25 de outubro, o aniversário da revolução russa. Outros Outubros virão

25 de outubro, o aniversário da revolução russa. Outros Outubros virão

Por Valério Arcary e Eric Hobsbawn

A Revolução de Outubro teve repercussões muito mais profun­das e globais que sua ancestral. Pois se as idéias da Revolução Francesa, como é hoje evidente, duraram mais que o bolchevismo, as consequências práticas de 1917 foram muito maiores e mais duradouras que as de 1789. A Revolução de Outubro produziu de longe o mais formidável movimento revolucionário organizado na história moderna. Sua expansão global não tem paralelo desde as conquistas do islã em seu primeiro século. Apenas trinta ou quarenta anos após a chegada de Lenin à Estação Finlândia em Petrogrado, um terço da humanidade se achava vivendo sob regimes diretamente derivados dos ‘Dez dias que abalaram o mundo’.

Eric Hobsbawm

A grande maioria dos historiadores estão de acordo que a revolução de Outubro esteve entre os principais acontecimentos históricos do século XX. A desvalorização de Outubro como uma quartelada ou golpe de Estado entre os muitos que se deram no século XX, embora volta e meia volte a ser feita, seja de forma confessa ou camuflada, não passa de um evidente desatino. Qualquer análise honesta e equilibrada do século passado estará diante do desafio de reconhecer a originalidade única de Outubro, como a mais importante revolução social da história.

A própria referência teórica da idéia de revolução, antes associada, essencialmente, ao padrão estabelecido pela revolução francesa de 1789, passou a ter em Outubro um novo paradigma. Assim, não é estranho que sejam raros os meses tão estudados na história como aqueles que antecederam a revolução de outubro. Entre fevereiro e Outubro de 1917 temos o modelo “clássico” de uma situação e de uma crise revolucionária.
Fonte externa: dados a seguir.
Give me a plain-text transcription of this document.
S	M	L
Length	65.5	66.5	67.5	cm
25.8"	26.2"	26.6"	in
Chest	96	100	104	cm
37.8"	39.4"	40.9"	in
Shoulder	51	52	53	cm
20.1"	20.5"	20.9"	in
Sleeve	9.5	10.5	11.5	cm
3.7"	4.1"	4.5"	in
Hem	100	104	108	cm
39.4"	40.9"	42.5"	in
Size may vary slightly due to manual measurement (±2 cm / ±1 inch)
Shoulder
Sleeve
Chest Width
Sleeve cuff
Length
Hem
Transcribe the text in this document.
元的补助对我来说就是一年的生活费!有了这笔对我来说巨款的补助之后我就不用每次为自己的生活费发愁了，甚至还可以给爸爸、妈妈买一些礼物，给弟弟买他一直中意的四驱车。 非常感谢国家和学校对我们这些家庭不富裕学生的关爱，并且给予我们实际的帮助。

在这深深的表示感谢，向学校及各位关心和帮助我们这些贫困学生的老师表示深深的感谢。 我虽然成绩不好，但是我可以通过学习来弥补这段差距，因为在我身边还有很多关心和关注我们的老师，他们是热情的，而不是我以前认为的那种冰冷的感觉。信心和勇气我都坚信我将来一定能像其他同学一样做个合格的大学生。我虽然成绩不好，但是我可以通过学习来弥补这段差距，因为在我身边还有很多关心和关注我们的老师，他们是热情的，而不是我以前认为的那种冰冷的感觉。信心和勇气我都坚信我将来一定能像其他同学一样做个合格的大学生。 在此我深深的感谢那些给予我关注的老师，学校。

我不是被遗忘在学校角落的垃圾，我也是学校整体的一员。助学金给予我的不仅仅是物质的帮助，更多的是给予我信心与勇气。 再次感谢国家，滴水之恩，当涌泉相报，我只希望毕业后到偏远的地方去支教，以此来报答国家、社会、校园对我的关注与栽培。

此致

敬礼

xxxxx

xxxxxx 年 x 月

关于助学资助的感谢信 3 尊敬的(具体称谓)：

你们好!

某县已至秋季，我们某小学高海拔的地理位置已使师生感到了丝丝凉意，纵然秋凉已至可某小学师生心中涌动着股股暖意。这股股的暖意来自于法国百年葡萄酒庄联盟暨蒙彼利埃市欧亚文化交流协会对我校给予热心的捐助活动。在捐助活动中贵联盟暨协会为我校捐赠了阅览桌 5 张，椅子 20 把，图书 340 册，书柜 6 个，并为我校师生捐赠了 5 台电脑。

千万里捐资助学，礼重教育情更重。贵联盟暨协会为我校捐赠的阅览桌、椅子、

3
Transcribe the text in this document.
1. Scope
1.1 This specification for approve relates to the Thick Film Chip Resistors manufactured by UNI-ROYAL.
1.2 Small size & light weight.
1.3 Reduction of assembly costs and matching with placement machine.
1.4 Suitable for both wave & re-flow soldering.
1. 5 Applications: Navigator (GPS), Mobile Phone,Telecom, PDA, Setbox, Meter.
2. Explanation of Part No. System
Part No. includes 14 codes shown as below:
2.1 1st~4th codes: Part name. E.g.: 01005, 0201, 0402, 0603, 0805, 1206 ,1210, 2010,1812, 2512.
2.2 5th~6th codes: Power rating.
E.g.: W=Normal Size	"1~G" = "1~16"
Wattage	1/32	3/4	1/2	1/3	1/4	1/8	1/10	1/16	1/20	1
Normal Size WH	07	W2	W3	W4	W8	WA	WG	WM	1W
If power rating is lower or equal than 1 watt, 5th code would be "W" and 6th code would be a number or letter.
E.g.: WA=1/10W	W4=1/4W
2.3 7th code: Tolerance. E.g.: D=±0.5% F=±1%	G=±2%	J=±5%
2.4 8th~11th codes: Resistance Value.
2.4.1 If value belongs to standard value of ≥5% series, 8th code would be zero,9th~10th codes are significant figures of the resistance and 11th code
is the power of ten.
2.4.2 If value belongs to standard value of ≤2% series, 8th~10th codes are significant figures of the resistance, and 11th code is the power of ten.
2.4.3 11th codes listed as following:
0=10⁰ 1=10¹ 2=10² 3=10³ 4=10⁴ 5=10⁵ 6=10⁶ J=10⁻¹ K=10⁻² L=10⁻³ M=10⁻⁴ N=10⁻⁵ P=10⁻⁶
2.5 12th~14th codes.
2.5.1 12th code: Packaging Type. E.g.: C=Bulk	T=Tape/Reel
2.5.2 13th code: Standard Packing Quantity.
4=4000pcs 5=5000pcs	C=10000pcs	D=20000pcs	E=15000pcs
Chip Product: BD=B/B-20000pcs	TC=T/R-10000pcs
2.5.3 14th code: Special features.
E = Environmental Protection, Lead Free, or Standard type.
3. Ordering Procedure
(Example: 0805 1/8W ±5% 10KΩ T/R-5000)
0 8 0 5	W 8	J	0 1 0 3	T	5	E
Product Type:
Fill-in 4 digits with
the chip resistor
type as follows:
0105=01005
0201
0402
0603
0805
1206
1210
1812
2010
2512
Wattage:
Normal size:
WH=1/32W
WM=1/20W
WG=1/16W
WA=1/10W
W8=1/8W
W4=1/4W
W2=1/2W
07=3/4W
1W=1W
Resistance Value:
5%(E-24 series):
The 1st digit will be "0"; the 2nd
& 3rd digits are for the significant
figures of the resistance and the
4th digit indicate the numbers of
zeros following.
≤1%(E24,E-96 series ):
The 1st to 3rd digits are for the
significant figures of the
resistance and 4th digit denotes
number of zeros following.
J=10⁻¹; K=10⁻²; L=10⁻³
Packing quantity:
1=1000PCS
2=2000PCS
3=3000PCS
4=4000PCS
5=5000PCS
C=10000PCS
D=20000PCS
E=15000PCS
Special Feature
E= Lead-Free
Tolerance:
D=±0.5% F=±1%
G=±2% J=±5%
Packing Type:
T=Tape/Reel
Entretanto, outubro continua sendo uma experiência revolucionária original. Mas não por escassez de revoluções sociais. O XX foi o século das revoluções. Raros são os países, entre eles se destacam os EUA e a Inglaterra, as fortalezas do capitalismo, que não viveram processos de revolução social. E ainda assim a Inglaterra esteve lá perto (conheceu situações pré-revolucionárias, ou algo muito próximo), pelo menos, duas vezes, a primeira, em meados dos anos vinte e uma segunda nos anos 1970. E isso, mesmo se considerarmos os países centrais: França, Alemanha, Áustria, Itália, Espanha, entre outros, conheceram, alguns mais de uma vez situações revolucionárias. O mesmo se poderia dizer, com mais razão, da maioria dos países chaves do mundo periférico.

O movimento dos trabalhadores se afirmou como o mais importante movimento social em escala mundial, pelo menos desde meados dos anos oitenta do século XIX. E, no entanto, não há, no contexto de 2020, cem anos depois do triunfo da primeira revolução socialista, nenhuma experiência em curso de transição ao socialismo. Resumindo o problema teórico em uma fórmula simples: estamos diante da questão da longevidade do capitalismo.

Porque pode parecer muito razoável retirar conclusões teóricas quando consideradas essas escalas de temporalidade. Teria fracassado a esperança marxista de que os trabalhadores seriam o sujeito social da luta anticapitalista? A transição socialista, a passagem do poder de uma classe privilegiada para uma maioria despojada, algo muito diferente da passagem de uma classe proprietária para outra classe proprietária, prometia, previsivelmente, ser um processo extremamente difícil. E na história tudo que é muito difícil tende a ser longo. Porém, o que a história revela como padrão é que, enquanto existir, uma classe social não pode renunciar à defesa de seus interesses.

Cento e cinquenta anos teriam sido mais que o bastante. O argumento é forte, mas não é novo. Essas posições não surpreendem em períodos de refluxo prolongado, ou depois de derrotas muito sérias. E a restauração o capitalismo foi uma derrota histórica devastadora. O impressionismo é, no entanto, perigoso em política e fatal em teoria.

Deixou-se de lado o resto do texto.